En la tarde del Lunes de Pascua se celebró la Batalla de Flores en 1923. Dirigió aquel año el festejo el periodista Pedro Jara Carrillo, director de El Liberal y, a modo de presentación de lo que iba a suponer el festejo, se anunció que los jardineros murcianos había confeccionado 400.000 ramos de flor como munición, aparte las clásicas serpentinas y el confeti. Nueve carrozas y más de 20 coches, debidamente engalanados, compitieron en arte en el desaparecido Parque de Ruiz Hidalgo, a orillas del Segura.
El Entierro de la Sardina ocupó en aquella ocasión la tarde y noche del martes, pues partió a las seis desde la plaza de Santo Domingo, como era habitual por entonces. Amén de las comparsas y de numerosos hachoneros y bengaleros, desfilaron seis carrozas, tituladas ‘Dios del Fuego’, ‘Tesoro del Brujo’, ‘Dios Baco’, ‘El Infierno’, ‘Dragón de Fuego’ y ‘Vulcano’.
Ardió un paquete de bengalas en la carroza infernal, precisamente, y cundió el pánico, aunque no llegó el susto a convertirse en tragedia, como sucedió en 1906, si bien la voluptuosa ‘diosa’ que lucía recostada en la boca del monstruo de cartón-piedra que la coronaba, se llevó tal pasmo que no quiso continuar una vez apagadas rápidamente las llamas por la escolta de bomberos que acompañaba al cortejo. Y se estrenó la comparsa de viudas, resucitada muchos años después.

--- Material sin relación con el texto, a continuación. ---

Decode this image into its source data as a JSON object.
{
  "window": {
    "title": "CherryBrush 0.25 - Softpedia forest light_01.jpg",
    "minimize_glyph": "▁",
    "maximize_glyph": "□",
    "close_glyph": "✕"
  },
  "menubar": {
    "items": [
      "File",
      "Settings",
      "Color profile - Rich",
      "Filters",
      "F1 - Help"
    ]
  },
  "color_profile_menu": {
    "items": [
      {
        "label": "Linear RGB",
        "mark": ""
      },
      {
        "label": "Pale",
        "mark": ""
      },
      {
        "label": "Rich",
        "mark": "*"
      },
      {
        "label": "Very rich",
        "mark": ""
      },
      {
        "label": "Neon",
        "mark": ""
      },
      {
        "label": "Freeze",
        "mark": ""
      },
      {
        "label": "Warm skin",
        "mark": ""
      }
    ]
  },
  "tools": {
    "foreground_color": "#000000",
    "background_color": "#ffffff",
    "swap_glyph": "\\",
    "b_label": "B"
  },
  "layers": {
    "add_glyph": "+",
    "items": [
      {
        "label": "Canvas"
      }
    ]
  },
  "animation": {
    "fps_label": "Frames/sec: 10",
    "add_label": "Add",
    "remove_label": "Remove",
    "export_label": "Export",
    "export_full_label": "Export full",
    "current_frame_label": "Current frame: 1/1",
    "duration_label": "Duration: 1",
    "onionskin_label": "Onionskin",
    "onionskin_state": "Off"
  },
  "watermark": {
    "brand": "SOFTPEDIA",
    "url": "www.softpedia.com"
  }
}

Lo que entonces era tetralogía de cabalgatas fue cerrada por el Coso Blanco, con siete carrozas y un buen número de automóviles, adornados todos, y vestidas las tripulaciones, de ese color.
Lo describió El Liberal como "festejo bonito y culto, artístico y señorial, no llega a tener la fastuosidad y brillantez de colores y de luz que la Batalla de Flores y el Entierro de la Sardina. Sin embargo, en el Coso celebrado ayer, último festejo popular, hubo extraordinaria animación, se caldeó el ambiente ante la reñida lucha entablada con serpentinas y confeti, y resultó una fiesta admirable y brillante, de arte y de derroche de hermosas mujeres". Y tuvo también como marco el Parque de Ruiz Hidalgo, escenario tantas veces de las Fiestas de Primavera del ayer.